The BRCA provision would exempt software developers and node operators who do not take custody of customer funds from being classified as money transmitters. The industry letter, reported by CoinDesk, argues that treating non-custodial engineers as money transmitters is akin to calling an email app developer a mail carrier, and warns that without such protections the U.S. risks losing its competitive edge. Data cited in the letter shows the U.S. share of global crypto developers has already fallen to 19%, down from previous years, as talent migrates to jurisdictions with clearer rules such as the European Union, Singapore, and the United Arab Emirates.

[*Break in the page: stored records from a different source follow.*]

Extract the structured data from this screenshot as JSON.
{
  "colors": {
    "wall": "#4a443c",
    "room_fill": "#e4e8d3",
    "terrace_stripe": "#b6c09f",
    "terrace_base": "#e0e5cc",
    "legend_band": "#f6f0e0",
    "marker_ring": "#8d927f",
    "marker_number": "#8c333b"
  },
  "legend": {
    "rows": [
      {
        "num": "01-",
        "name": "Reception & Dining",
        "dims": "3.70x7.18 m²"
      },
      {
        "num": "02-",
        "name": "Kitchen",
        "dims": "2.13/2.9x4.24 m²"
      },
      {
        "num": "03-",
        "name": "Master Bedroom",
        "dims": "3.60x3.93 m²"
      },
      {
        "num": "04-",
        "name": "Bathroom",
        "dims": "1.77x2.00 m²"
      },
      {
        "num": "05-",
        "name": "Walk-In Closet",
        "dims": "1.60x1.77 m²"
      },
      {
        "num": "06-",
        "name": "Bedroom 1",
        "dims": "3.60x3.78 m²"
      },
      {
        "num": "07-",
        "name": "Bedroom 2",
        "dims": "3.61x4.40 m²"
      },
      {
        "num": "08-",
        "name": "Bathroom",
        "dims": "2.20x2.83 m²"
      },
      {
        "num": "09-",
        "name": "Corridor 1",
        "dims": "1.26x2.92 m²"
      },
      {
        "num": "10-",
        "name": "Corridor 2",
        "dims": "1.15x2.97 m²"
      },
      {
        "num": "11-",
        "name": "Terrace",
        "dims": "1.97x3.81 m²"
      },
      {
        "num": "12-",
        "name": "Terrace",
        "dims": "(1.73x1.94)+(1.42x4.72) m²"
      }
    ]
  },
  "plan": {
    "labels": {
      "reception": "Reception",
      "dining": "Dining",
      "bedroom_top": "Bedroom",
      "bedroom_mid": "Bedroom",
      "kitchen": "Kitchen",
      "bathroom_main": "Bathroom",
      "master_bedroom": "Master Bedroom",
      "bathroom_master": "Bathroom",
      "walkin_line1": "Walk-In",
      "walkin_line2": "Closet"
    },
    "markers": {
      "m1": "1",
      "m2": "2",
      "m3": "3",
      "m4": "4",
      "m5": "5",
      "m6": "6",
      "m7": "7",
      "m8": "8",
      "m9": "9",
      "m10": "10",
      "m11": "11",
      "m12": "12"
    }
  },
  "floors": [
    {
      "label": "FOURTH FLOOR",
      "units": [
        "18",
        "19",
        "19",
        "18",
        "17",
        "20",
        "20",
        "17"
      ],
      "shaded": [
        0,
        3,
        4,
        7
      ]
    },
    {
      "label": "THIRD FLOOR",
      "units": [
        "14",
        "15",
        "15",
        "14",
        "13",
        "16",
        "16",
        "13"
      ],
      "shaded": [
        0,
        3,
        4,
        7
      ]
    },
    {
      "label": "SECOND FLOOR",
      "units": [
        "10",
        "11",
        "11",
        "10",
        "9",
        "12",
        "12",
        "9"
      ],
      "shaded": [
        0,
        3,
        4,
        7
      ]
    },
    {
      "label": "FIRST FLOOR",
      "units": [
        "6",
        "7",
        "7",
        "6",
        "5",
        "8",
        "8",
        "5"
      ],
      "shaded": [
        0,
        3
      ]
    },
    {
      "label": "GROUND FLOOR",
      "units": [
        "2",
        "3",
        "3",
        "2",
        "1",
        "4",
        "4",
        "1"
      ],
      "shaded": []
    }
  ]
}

Meanwhile, the Clarity Act’s timeline has collapsed. Fox News Business reporter Eleanor Terrett declared on June 14, 2026, that passing the bill before July 4 is impossible due to three interlocking obstacles: an unresolved bipartisan ethics provision that has fractured Democratic support, substantive differences between the House version (H.R. 3633) and the Senate Banking Committee version, and a 60‑vote filibuster threshold that demands Democratic floor support the ethics standoff is currently blocking. White House crypto adviser Patrick Witt had outlined an ambitious schedule, but the ethics dispute—centered on Senator Kirsten Gillibrand’s demand for conflict-of-interest language that the White House rejects as targeted—remains unresolved after closed‑door talks collapsed.
Senator Cynthia Lummis has warned that if the Senate does not act before the August recess, the next viable legislative window for a comprehensive crypto market-structure bill could slip toward 2030, stranding DeFi developer safe harbors, stablecoin yield rules, and the SEC–CFTC jurisdictional framework in a prolonged regulatory vacuum.